Clobetasol propionate shampoo 0.05%: a new option to treat patients with moderate to severe scalp psoriasis

Journal of Drugs in Dermatology, July-August, 2004 by Michael Jarratt, Debra Breneman, Alice B. Gottlieb, Yves Poulin, Yin Liu, Valerie Foley

Excluded from the study were women who were pregnant, nursing or planning a pregnancy, or subjects with a known allergy to one of the components of the test products. Further exclusion criteria included scalp psoriasis that needed systemic treatment or which required the use of other concomitant therapies for psoriasis during the study. Subjects were also to avoid excessive UV exposure and were to respect specified wash-out periods for systemic anti-psoriatic medications.

Treatments

Subjects were assigned following a computer generated randomization list to either clobetasol propionate shampoo, 0.05%, or clobetasol propionate shampoo vehicle in a 2:1 ratio. All individuals were to apply the study drug once a day and to leave it on the dry scalp for 15 minutes before lathering and rinsing. Subjects were asked to use the study drug over a period of 4 weeks and then to avoid during a 2-week follow-up the study medication and all psoriasis treatments previously excluded. The use of topical emollients, coal tars, vitamin D derivatives, tazarotene, or salicylic acid to treat body psoriasis during the course of the study was allowed.

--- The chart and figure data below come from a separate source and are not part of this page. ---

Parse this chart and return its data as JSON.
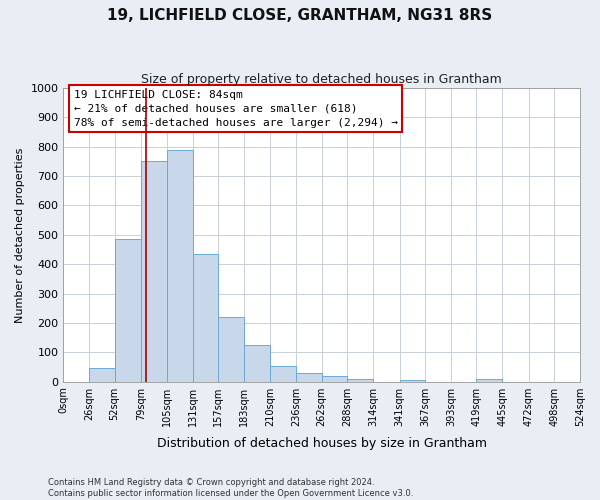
{
  "title": "19, LICHFIELD CLOSE, GRANTHAM, NG31 8RS",
  "subtitle": "Size of property relative to detached houses in Grantham",
  "xlabel": "Distribution of detached houses by size in Grantham",
  "ylabel": "Number of detached properties",
  "bin_edges": [
    0,
    26,
    52,
    79,
    105,
    131,
    157,
    183,
    210,
    236,
    262,
    288,
    314,
    341,
    367,
    393,
    419,
    445,
    472,
    498,
    524
  ],
  "bin_labels": [
    "0sqm",
    "26sqm",
    "52sqm",
    "79sqm",
    "105sqm",
    "131sqm",
    "157sqm",
    "183sqm",
    "210sqm",
    "236sqm",
    "262sqm",
    "288sqm",
    "314sqm",
    "341sqm",
    "367sqm",
    "393sqm",
    "419sqm",
    "445sqm",
    "472sqm",
    "498sqm",
    "524sqm"
  ],
  "bar_heights": [
    0,
    45,
    485,
    750,
    790,
    435,
    220,
    125,
    55,
    30,
    20,
    10,
    0,
    5,
    0,
    0,
    8,
    0,
    0,
    0
  ],
  "bar_color": "#c8d8ea",
  "bar_edge_color": "#6aaad4",
  "vline_x": 84,
  "vline_color": "#aa0000",
  "ylim": [
    0,
    1000
  ],
  "yticks": [
    0,
    100,
    200,
    300,
    400,
    500,
    600,
    700,
    800,
    900,
    1000
  ],
  "annotation_line1": "19 LICHFIELD CLOSE: 84sqm",
  "annotation_line2": "← 21% of detached houses are smaller (618)",
  "annotation_line3": "78% of semi-detached houses are larger (2,294) →",
  "annotation_box_color": "#ffffff",
  "annotation_box_edge_color": "#cc0000",
  "footer_line1": "Contains HM Land Registry data © Crown copyright and database right 2024.",
  "footer_line2": "Contains public sector information licensed under the Open Government Licence v3.0.",
  "grid_color": "#c8d0d8",
  "background_color": "#ffffff",
  "fig_bg_color": "#e8eef4"
}
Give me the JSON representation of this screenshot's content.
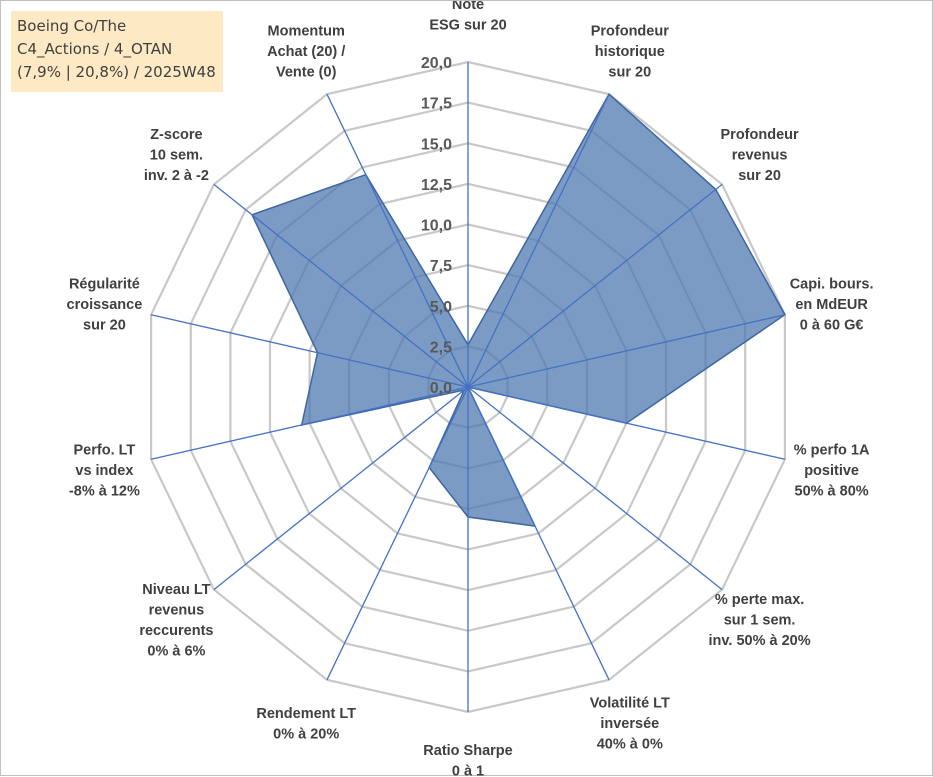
{
  "title_box": {
    "line1": "Boeing Co/The",
    "line2": "C4_Actions / 4_OTAN",
    "line3": "(7,9% | 20,8%) / 2025W48"
  },
  "chart_data": {
    "type": "radar",
    "range": [
      0,
      20
    ],
    "tick_step": 2.5,
    "ticks": [
      "0,0",
      "2,5",
      "5,0",
      "7,5",
      "10,0",
      "12,5",
      "15,0",
      "17,5",
      "20,0"
    ],
    "axes": [
      {
        "lines": [
          "Note",
          "ESG sur 20"
        ]
      },
      {
        "lines": [
          "Profondeur",
          "historique",
          "sur 20"
        ]
      },
      {
        "lines": [
          "Profondeur",
          "revenus",
          "sur 20"
        ]
      },
      {
        "lines": [
          "Capi. bours.",
          "en MdEUR",
          "0 à 60 G€"
        ]
      },
      {
        "lines": [
          "% perfo 1A",
          "positive",
          "50% à 80%"
        ]
      },
      {
        "lines": [
          "% perte max.",
          "sur 1 sem.",
          "inv. 50% à 20%"
        ]
      },
      {
        "lines": [
          "Volatilité LT",
          "inversée",
          "40% à 0%"
        ]
      },
      {
        "lines": [
          "Ratio Sharpe",
          "0 à 1"
        ]
      },
      {
        "lines": [
          "Rendement LT",
          "0% à 20%"
        ]
      },
      {
        "lines": [
          "Niveau LT",
          "revenus",
          "reccurents",
          "0% à 6%"
        ]
      },
      {
        "lines": [
          "Perfo. LT",
          "vs index",
          "-8% à 12%"
        ]
      },
      {
        "lines": [
          "Régularité",
          "croissance",
          "sur 20"
        ]
      },
      {
        "lines": [
          "Z-score",
          "10 sem.",
          "inv. 2 à -2"
        ]
      },
      {
        "lines": [
          "Momentum",
          "Achat (20) /",
          "Vente (0)"
        ]
      }
    ],
    "values": [
      2.6,
      20.0,
      19.5,
      20.0,
      10.0,
      0.0,
      9.5,
      8.0,
      5.5,
      0.3,
      10.5,
      9.5,
      17.0,
      14.5
    ],
    "colors": {
      "fill": "#4f79b0",
      "fill_opacity": 0.75,
      "stroke": "#3d66a3",
      "grid": "#c8c8c8",
      "spoke": "#4472c4"
    }
  }
}
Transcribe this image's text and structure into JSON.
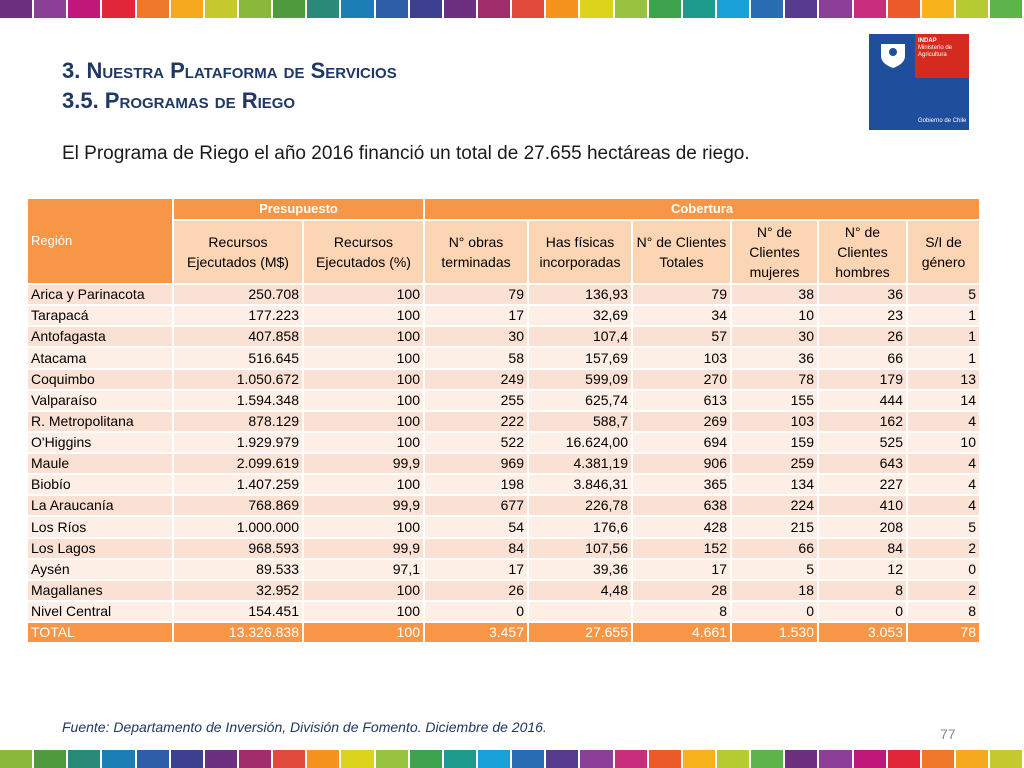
{
  "header": {
    "title": [
      "3. Nuestra Plataforma de Servicios",
      "3.5. Programas de Riego"
    ],
    "subtitle": "El Programa de Riego el año 2016 financió un total de 27.655 hectáreas de riego."
  },
  "logo": {
    "name": "INDAP",
    "ministry": [
      "Ministerio de",
      "Agricultura"
    ],
    "government": "Gobierno de Chile"
  },
  "table": {
    "region_header": "Región",
    "groups": [
      "Presupuesto",
      "Cobertura"
    ],
    "columns": [
      "Recursos Ejecutados (M$)",
      "Recursos Ejecutados (%)",
      "N° obras terminadas",
      "Has físicas incorporadas",
      "N° de Clientes Totales",
      "N° de Clientes mujeres",
      "N° de Clientes hombres",
      "S/I de género"
    ],
    "rows": [
      [
        "Arica y Parinacota",
        "250.708",
        "100",
        "79",
        "136,93",
        "79",
        "38",
        "36",
        "5"
      ],
      [
        "Tarapacá",
        "177.223",
        "100",
        "17",
        "32,69",
        "34",
        "10",
        "23",
        "1"
      ],
      [
        "Antofagasta",
        "407.858",
        "100",
        "30",
        "107,4",
        "57",
        "30",
        "26",
        "1"
      ],
      [
        "Atacama",
        "516.645",
        "100",
        "58",
        "157,69",
        "103",
        "36",
        "66",
        "1"
      ],
      [
        "Coquimbo",
        "1.050.672",
        "100",
        "249",
        "599,09",
        "270",
        "78",
        "179",
        "13"
      ],
      [
        "Valparaíso",
        "1.594.348",
        "100",
        "255",
        "625,74",
        "613",
        "155",
        "444",
        "14"
      ],
      [
        "R. Metropolitana",
        "878.129",
        "100",
        "222",
        "588,7",
        "269",
        "103",
        "162",
        "4"
      ],
      [
        "O'Higgins",
        "1.929.979",
        "100",
        "522",
        "16.624,00",
        "694",
        "159",
        "525",
        "10"
      ],
      [
        "Maule",
        "2.099.619",
        "99,9",
        "969",
        "4.381,19",
        "906",
        "259",
        "643",
        "4"
      ],
      [
        "Biobío",
        "1.407.259",
        "100",
        "198",
        "3.846,31",
        "365",
        "134",
        "227",
        "4"
      ],
      [
        "La Araucanía",
        "768.869",
        "99,9",
        "677",
        "226,78",
        "638",
        "224",
        "410",
        "4"
      ],
      [
        "Los Ríos",
        "1.000.000",
        "100",
        "54",
        "176,6",
        "428",
        "215",
        "208",
        "5"
      ],
      [
        "Los Lagos",
        "968.593",
        "99,9",
        "84",
        "107,56",
        "152",
        "66",
        "84",
        "2"
      ],
      [
        "Aysén",
        "89.533",
        "97,1",
        "17",
        "39,36",
        "17",
        "5",
        "12",
        "0"
      ],
      [
        "Magallanes",
        "32.952",
        "100",
        "26",
        "4,48",
        "28",
        "18",
        "8",
        "2"
      ],
      [
        "Nivel Central",
        "154.451",
        "100",
        "0",
        null,
        "8",
        "0",
        "0",
        "8"
      ]
    ],
    "total": [
      "TOTAL",
      "13.326.838",
      "100",
      "3.457",
      "27.655",
      "4.661",
      "1.530",
      "3.053",
      "78"
    ]
  },
  "footer": {
    "source": "Fuente: Departamento de Inversión, División de Fomento. Diciembre de 2016.",
    "page": "77"
  }
}
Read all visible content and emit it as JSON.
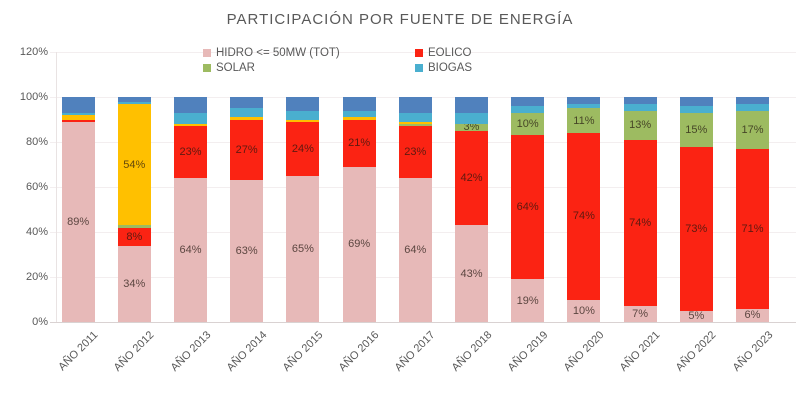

Efficacy and safety assessments

The primary efficacy variable was the success rate after 4 weeks of treatment, defined as the proportion of subjects with a global severity score (GSS) of 0 (clear) or 1 (minimal). Failure was defined as a GSS of 2 (mild), 3 (moderate), 4 (severe), or 5 (very severe). Subjects were required to have moderate to severe scalp psoriasis (defined as a GSS of at least 3 on a scale of 0 to 5 points) at study entry. Secondary efficacy parameters were: GSS; total severity score (TSS; from 0: none to 3: severe), which was the sum of erythema, plaque thickening, and scaling scores; individual disease scores (rated from 0: none to 3: severe) of erythema, plaque thickening, scaling, pruritus, and percentage scalp surface area of involvement; global assessment of improvement by the investigator; and global assessment of improvement by the subject.

Safety was assessed through adverse events (AEs), including local side effects.

Statistical Methods

The sample size of 120 (80 for clobetasol propionate shampoo 0.05%, and 40 for clobetasol propionate shampoo vehicle) was determined to collect sufficient safety data and to detect a significant difference in success rates of 60% vs. 20% with 90% power at the 0.05 significance level for the 2-tailed alternative. Adjusting for a 10% dropout rate, 132 subjects were planned to be enrolled.

The intent-to-treat (ITT) population was primary for the efficacy analysis. This population consisted of all subjects randomized and who had the study drug dispensed. Success rate was analyzed using the Cochran-Mantel-Haenszel (CMH) test, stratified by center. Additional analyses for the success rate at other time points and for the secondary efficacy variables were conducted as supportive. The CMH test stratified by center, using the RIDIT transformation, was used for the global severity score (full scale), plaque elevation, erythema, scaling, pruritus, and global assessments of improvement by the Investigator and by the subject. Both the per protocol (PP) population with observed cases, and the ITT population, with missing data imputed using the last observation carried forward (LOCF) were analyzed for efficacy.